Diplomaten zagen hem als zachtaardig. Hij hielp anderen als ze een baan zochten of een doorverwijzing nodig hadden voor een medische operatie. Maar Syriërs zagen hem als ongeschikt om president te worden, hij zou te zwak zijn.
In korte tijd werd Bashar klaargestoomd voor het leiderschap. Hij moest het leger in en voor het einde van 1994 verliet hij de militaire academie in Homs als tankbataljoncommandant. Minder dan twee maanden later werd hij majoor van de presidentiële garde. Hij klom op tot luitenant-kolonel in 1997 en werd twee jaar later benoemd tot kolonel. Militaire leiders die het niet goed konden vinden met Bashar werden zonder pardon aan de kant gezet. Er werd een nieuwe slogan in het leven geroepen om Syriërs te laten wennen aan de nieuwe opvolger:
‘Bassel, het voorbeeld; Bashar, de toekomst’.
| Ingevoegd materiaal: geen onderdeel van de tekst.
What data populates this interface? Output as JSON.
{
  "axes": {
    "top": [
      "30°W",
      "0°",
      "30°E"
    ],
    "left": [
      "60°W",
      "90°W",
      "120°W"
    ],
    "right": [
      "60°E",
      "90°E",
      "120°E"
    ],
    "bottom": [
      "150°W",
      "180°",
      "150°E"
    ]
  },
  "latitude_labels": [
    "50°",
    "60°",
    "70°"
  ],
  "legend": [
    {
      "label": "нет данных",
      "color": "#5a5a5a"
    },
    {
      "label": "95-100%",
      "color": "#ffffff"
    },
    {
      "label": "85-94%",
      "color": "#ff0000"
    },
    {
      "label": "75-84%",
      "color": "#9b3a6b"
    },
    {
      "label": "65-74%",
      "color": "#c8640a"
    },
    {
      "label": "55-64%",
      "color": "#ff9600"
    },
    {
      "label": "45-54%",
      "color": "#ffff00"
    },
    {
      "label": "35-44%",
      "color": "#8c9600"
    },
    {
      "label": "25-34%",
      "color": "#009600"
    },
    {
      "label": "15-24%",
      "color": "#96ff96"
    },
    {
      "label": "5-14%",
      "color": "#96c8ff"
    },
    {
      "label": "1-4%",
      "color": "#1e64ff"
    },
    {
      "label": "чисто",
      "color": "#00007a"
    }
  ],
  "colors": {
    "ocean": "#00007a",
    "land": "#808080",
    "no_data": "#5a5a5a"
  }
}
In 2000 overleed Hafez al-Assad, die op dat moment drie decennia aan de macht was. Veel Syriërs hadden nooit een andere president gekend. Op de begrafenis van zijn vader ontmoette Bashar allerlei wereldleiders. De Amerikaanse minister van buitenlandse zaken Madeleine Albright zei na afloop tegen The New York Times dat de jonge dokter open stond voor het doorzetten van de onderhandelingen over vrede tussen Israël en Syrië die inmiddels aan de gang waren. Ze beschreef hem als ‘zeer evenwichtig’ en ‘iemand die klaar is om zijn taken op zich te nemen’. Bashar was destijds slechts 34 jaar oud, terwijl de grondwet stelde dat de president minimaal 40 diende te zijn. En dus werd de grondwet aangepast. Op de dag dat hij ingezworen werd riepen fans:
‘We geven ons bloed en onze ziel voor jou, Bashar!’
Het is een kreet die vele jaren later, als ik in 2018 naar Damascus verhuis, nog steeds regelmatig gebruikt wordt. Bashar is dan allang door de wol geverfd. Maar in 2000 leek het alsof Syrië, met een jonge leider aan het roer, klaar was voor een nieuw, liberaler tijdperk.